I’ve perfected a three stage method for clearing out things
Stage 1 – Get Rid of the Rubbish
This is the easy stage, and should filter out a decent amount of stuff. Get rid of all the stuff that’s just rubbish – the DVDs you bought because you thought they’d be good, but you realised after watching that they were terrible, the CD you were given by a relative, who had no idea what your music taste was, the stuff that you can’t really understand why you’ve kept. There should be no emotional attachment to this stuff, no going back and forth – it’s just rubbish, and you don’t need it. Put it in the charity shop bag, or the bin.

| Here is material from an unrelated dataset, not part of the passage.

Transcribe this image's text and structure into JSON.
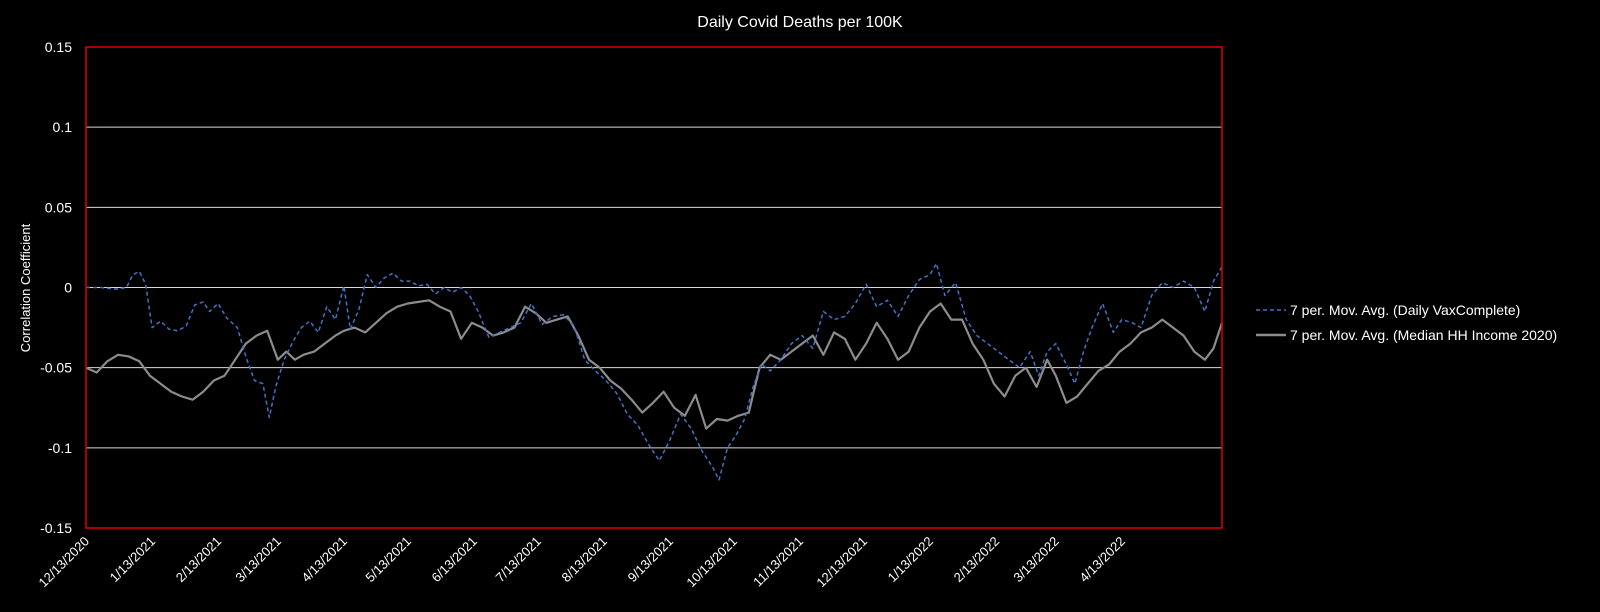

Stage 2 – Sort Into Two Piles
This is where you start getting into the things you like, or feel some attachment to. It’s harder than the first stage, which is why you break down your things into two piles. The first pile is stuff you definitely need to keep – the things you can’t do without. The next pile is the stuff that you aren’t sure about – it’s not as important to you as the stuff on the first pile, but you still feel the pinch of need to hold on to it when you try to throw it out. For example, I had a huge DVD collection for a while – so big that it didn’t fit on my DVD shelf comfortably any more. There were plenty of DVDs that I didn’t want to just chuck out. They were good films, or films I’d really enjoyed but hadn’t seen for ages. I put these on the ‘not sure’ pile, and then started working my way through them. Once I’d watched them, I made a decision about keeping them or not. Often, watching them one more time was enough.
Stage 3 – Repeat
This is the key thing. You need to repeat the stages regularly. Over time, it’s impressive what becomes less important to you. Suddenly those ‘must keep’ DVDs start to look more like they belong on the ‘maybe’ pile. And if the DVDs have been on the ‘maybe’ pile for two or three rounds of pruning, and I still don’t feel like watching them, then they can just go.
Clearing out the clutter little and often is the most pain free way of doing at it, and I find it’s addictive. Once I’ve started, I want to do every single room. The more you do, the easier it is to make a judgement about what you need, and what you really value. Before long, you’ll have your house reduced down to minimal simplicity.